The Freedom of Speech and Press Act that we propose would avoid such a chilling effect by setting baseline free speech protections nationwide. Although defamation is a matter of state law, federal law can set minimum standards and preempt inconsistent state laws. Perhaps the most notorious such law is Section 230 of the Communications Decency Act, which prevents online service providers from liability in lawsuits arising from user content.
Unlike Section 230, the Freedom of Speech and Press Act would not set an absolute prohibition on lawsuits. Instead, it would require state defamation lawsuits to provide protections that are similar to (or more expansive than) those that the Supreme Court provided in Sullivan and its progeny. Importantly, the proposed legislative findings would ensconce in federal statutory law our national commitment to “uninhibited, robust, and wide-open” debate while recognizing that certain defamation claims are contrary to that principle.

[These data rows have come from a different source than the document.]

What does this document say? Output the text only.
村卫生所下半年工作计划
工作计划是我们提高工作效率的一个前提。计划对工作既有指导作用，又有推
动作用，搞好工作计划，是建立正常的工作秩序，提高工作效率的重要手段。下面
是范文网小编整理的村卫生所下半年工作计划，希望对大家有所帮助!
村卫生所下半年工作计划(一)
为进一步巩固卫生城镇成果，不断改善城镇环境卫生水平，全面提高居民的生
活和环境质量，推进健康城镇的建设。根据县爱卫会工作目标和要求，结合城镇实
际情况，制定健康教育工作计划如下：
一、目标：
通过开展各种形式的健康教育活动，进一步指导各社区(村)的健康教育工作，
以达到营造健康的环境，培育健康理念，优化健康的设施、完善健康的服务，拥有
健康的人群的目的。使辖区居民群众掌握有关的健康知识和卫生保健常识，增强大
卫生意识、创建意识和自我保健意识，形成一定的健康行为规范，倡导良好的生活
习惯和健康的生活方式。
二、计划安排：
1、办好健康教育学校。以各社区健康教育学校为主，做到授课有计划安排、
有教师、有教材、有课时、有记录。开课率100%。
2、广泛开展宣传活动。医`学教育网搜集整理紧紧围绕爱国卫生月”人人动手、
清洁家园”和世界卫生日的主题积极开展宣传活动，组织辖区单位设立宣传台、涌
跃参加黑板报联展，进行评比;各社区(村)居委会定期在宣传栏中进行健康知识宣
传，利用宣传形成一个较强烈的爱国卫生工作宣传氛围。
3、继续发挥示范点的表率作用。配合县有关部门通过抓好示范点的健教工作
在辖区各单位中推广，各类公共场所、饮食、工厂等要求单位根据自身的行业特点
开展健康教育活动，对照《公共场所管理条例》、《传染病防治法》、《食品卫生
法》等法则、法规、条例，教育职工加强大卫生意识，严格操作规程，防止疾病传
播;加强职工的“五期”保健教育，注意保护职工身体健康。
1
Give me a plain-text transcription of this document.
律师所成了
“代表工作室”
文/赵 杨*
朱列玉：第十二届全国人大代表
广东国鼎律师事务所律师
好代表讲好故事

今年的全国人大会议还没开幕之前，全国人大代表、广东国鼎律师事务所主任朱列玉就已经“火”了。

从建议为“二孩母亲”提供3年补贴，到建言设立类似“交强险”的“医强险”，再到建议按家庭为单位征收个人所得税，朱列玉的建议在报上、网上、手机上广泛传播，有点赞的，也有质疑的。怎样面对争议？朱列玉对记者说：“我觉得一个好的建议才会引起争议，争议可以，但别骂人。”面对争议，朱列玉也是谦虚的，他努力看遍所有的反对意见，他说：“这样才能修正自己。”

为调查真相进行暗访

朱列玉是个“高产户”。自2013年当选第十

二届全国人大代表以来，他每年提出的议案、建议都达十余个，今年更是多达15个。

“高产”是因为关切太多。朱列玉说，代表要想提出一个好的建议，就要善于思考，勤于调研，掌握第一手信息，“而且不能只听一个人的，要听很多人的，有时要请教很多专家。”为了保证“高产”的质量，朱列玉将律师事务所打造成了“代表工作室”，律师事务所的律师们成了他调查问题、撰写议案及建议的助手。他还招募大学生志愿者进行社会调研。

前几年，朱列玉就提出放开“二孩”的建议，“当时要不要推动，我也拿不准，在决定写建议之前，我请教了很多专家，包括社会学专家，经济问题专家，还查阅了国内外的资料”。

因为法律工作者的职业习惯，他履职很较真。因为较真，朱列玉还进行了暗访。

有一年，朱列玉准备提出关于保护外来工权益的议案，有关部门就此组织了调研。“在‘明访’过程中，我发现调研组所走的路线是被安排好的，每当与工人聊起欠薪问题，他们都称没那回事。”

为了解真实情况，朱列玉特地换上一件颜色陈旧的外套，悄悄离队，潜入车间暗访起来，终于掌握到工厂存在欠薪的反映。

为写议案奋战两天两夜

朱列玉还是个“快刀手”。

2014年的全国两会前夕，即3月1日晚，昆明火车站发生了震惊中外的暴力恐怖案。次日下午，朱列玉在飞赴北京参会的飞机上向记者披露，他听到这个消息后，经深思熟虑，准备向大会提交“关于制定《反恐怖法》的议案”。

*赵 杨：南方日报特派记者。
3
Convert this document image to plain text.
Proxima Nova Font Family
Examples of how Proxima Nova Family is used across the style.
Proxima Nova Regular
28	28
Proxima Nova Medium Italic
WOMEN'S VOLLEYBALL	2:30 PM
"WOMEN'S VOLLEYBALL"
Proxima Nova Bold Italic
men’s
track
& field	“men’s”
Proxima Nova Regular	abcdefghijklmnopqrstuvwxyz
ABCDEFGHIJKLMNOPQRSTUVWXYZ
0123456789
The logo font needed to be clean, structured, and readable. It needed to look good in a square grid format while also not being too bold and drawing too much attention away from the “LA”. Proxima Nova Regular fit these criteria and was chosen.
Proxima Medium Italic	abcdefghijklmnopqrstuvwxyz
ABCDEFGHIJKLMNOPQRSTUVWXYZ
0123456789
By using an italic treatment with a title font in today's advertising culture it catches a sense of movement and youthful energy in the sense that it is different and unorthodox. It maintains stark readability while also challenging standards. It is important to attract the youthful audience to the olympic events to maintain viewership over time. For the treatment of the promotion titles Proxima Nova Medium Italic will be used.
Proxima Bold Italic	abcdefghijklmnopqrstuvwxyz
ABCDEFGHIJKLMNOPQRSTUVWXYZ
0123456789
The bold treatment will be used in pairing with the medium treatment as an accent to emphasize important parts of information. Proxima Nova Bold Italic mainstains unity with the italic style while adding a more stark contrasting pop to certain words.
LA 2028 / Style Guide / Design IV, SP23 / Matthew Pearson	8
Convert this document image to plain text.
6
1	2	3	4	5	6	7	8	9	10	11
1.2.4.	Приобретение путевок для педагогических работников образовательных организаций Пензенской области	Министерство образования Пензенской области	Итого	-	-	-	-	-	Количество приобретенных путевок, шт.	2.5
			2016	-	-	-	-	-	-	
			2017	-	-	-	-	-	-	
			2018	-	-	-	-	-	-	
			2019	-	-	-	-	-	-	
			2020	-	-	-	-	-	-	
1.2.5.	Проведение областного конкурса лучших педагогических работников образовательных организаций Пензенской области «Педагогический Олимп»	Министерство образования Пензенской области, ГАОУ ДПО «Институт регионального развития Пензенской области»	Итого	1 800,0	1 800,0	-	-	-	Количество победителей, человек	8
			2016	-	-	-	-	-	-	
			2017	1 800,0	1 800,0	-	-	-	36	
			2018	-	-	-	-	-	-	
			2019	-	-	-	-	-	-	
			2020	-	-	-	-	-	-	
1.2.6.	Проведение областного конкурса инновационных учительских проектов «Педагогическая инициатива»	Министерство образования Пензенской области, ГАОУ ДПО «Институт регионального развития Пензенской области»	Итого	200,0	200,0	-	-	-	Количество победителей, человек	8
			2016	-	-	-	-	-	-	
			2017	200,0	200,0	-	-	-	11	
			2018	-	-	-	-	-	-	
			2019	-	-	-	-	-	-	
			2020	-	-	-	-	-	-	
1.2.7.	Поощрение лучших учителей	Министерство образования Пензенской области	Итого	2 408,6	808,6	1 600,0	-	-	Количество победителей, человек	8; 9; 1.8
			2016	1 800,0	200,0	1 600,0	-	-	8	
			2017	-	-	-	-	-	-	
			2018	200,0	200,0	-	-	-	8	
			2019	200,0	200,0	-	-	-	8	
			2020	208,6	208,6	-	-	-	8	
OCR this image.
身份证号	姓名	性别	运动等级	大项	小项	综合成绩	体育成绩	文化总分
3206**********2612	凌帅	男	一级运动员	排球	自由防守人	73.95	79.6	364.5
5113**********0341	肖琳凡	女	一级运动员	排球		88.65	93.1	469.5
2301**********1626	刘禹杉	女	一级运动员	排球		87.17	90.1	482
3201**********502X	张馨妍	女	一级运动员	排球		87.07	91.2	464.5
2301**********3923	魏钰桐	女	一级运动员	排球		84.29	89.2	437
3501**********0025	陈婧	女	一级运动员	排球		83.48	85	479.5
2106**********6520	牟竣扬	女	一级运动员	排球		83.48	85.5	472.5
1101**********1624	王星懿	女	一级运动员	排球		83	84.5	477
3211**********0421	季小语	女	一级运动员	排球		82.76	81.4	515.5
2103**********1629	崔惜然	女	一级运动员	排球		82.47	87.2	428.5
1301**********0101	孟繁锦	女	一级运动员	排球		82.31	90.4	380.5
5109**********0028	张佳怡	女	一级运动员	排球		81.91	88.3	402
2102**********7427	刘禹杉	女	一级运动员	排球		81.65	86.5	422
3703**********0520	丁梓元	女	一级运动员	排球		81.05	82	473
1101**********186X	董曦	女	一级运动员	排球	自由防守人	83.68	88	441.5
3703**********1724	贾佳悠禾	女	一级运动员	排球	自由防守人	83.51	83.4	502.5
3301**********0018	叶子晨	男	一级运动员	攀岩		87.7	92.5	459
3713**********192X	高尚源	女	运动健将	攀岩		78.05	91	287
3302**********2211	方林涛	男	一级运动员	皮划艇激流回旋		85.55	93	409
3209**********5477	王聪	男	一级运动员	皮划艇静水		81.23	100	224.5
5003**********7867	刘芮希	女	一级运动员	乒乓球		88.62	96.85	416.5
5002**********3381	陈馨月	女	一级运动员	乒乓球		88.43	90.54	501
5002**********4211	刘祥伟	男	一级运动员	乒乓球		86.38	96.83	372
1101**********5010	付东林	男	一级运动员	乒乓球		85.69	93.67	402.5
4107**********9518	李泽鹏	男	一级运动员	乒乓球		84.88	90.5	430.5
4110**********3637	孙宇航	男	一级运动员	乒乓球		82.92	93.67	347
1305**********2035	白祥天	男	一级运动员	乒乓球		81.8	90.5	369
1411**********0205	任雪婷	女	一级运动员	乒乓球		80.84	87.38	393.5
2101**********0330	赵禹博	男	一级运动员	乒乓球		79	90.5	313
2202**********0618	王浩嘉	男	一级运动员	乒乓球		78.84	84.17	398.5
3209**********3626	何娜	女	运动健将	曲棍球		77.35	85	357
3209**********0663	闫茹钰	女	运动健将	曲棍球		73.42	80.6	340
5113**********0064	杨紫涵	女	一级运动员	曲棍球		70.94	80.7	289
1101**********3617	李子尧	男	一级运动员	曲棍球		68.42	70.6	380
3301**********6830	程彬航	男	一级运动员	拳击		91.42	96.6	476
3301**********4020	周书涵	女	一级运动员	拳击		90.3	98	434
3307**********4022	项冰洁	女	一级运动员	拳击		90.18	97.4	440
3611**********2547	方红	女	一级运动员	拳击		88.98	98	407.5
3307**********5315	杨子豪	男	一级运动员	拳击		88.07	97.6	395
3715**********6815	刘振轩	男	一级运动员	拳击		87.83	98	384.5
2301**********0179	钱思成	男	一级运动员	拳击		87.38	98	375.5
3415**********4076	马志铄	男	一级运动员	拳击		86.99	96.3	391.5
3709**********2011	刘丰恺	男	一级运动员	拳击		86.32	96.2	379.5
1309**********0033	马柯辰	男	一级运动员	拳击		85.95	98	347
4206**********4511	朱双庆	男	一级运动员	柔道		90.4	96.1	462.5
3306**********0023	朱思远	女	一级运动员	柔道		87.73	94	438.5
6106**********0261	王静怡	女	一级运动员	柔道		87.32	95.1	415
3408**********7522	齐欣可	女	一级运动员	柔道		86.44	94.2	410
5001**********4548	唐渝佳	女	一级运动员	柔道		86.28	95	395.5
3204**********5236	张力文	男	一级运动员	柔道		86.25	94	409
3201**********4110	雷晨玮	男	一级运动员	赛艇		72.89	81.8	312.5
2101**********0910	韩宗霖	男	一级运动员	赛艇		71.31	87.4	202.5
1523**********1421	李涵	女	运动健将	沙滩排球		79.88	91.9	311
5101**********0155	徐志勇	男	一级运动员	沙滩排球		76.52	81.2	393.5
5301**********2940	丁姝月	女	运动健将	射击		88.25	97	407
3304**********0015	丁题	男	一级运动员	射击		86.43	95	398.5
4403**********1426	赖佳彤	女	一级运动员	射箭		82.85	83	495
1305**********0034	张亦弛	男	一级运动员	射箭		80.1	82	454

It would give teeth to these ideas first by requiring any plaintiff bringing a defamation lawsuit relating to a matter of public concern to demonstrate actual malice, and in all other cases, the plaintiff has the burden of proving falsity.
It would also ensure that speakers are not liable for expressing their opinions broadly defined, as it limits defamation lawsuits to those that are based on provably false factual claims. And the proposal also recognizes the devastating impact of multi-million-dollar jury awards by imposing limits on damages depending on the kind of defamation case.
While each of these provisions strike at a different problem created by the law of defamation, they all have the same aims. First, they protect the spirit of the Sullivan ruling from a court that is perhaps willing to disavow that case and what it stands for. Second, and importantly for citizens and news organizations around the country, these restrictions would discourage baseless defamation actions altogether while leaving the courts open to plaintiffs with valid claims.
Ideally, the Supreme Court will preserve Sullivan and its vital free speech protections for another 60 years. But this Supreme Court has demonstrated that it will not shy away from rethinking landmark precedent that had long been considered settled law. The Freedom of Speech and Press Act would prevent five Supreme Court justices from chilling the voice of a nation.
The views expressed in this piece are only the authors’ and do not represent Fordham University School of Law, the Defense Department, Department of Navy, the Naval Academy, or any other party.